Une oeuvre conseillée (dès 2 ans d’après mon expérience même si l’éditeur préconise 3 ans) pour partager un agréable moment en famille tout en préparant Pâques !
ophelie heurtebize
Beatrix Potter, Pierre Lapin – La chasse aux oeufs de Pâques (easter egg hunt), Gallimard, mars 2015, de 3 à 5 ans, dim . 21.5 X 21.5, 12 p. – 12,90 €.
Sur l’auteur :
Beatrix Potter est née le 28 juillet 1866, dans une famille du barreau londonien. Elle passe son enfance et son adolescence dans l’ambiance austère et compassée de la haute bourgeoisie victorienne. Pour elle, point d’amis, point d’école. Les années se suivent avec leur rituel immuable de séjours à la mer en Ecosse ou à la campagne dans la région des lacs. On se déplace en famille, avec gens de maison et voitures à cheval. Elle trompe la solitude et l’ennui à coups de crayons et de pinceaux. Observatrice avisée, elle croque tout ce qui l’entoure, faune et flore et se prend de passion pour les champignons. Bien vite ses cahiers se remplissent et son troisième étage solitaire se transforme en un véritable zoo : elle y élève lapins, souris blanches, oiseaux. Les années passent. Plus de trente, avant qu’une lettre envoyée à un petit garçon, pour lequel elle invente une histoire autour de son cher lapin Peter, ne donne le départ à la courte mais très féconde période de création qui la rendra légendaire.
Editée chez Warne à partir de 1901, elle publie en treize ans une vingtaine de livres. Forte personnalité, dotée d’un caractère assez abrupt, bourru et parfois autoritaire, elle a créé tout un monde peuplé de personnages croqués sur le vif et toujours pleins d’espièglerie.
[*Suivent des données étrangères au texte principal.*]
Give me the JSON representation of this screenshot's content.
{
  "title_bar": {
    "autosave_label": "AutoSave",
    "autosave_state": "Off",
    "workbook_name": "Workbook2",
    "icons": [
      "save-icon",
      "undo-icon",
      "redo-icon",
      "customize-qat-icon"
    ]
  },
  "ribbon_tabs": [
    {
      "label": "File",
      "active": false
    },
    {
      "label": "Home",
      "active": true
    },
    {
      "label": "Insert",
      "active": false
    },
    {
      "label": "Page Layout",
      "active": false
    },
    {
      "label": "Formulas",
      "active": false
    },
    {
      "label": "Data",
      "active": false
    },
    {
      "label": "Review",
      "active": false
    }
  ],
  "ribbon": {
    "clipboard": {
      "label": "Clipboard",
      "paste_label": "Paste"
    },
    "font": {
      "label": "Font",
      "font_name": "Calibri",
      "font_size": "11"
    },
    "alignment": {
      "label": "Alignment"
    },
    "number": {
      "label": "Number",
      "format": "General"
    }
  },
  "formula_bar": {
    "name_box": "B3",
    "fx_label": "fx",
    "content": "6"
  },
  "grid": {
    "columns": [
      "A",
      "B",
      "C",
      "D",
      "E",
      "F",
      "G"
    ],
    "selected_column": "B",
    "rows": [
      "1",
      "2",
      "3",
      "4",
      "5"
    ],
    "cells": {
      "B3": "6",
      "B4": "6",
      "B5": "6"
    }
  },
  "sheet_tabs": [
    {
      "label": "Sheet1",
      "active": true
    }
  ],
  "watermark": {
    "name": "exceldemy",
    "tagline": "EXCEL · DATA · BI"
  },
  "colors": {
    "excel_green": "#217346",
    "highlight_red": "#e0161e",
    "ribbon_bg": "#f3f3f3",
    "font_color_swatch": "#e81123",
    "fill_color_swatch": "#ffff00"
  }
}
Artiste authentique d’une extrême sensibilité, cette pionnière de l’écologie à sa façon est décédée en 1943, à l’âge de 78 ans.
Sur le héros à grandes oreilles :
Pierre Lapin est un lapereau malicieux et désobéissant qui vit avec sa maman et ses sœurs Flopsaut, Trotsaut et Queue-de-Coton, sur un banc de sable à l’abri des racines d’un grand sapin. Madame Lapin a beau garder ses enfants d’aller dans le jardin de Monsieur Mac Gregor, Pierre n’en fait qu’à sa tête! C’est un gourmand qui ne résiste pas à la tentation de grignoter les légumes frais du potager… au risque de finir comme papa, transformé en pâté par Madame Mac Gregor! Il ne fait que des bêtises et perd même ses vêtements. Quel dommage, une si belle veste bleue avec des boutons de cuivre. Son cousin Jeannot Lapin est tout aussi intrépide et ils n’hésitent pas à se lancer ensemble, tête baissée, dans l’aventure.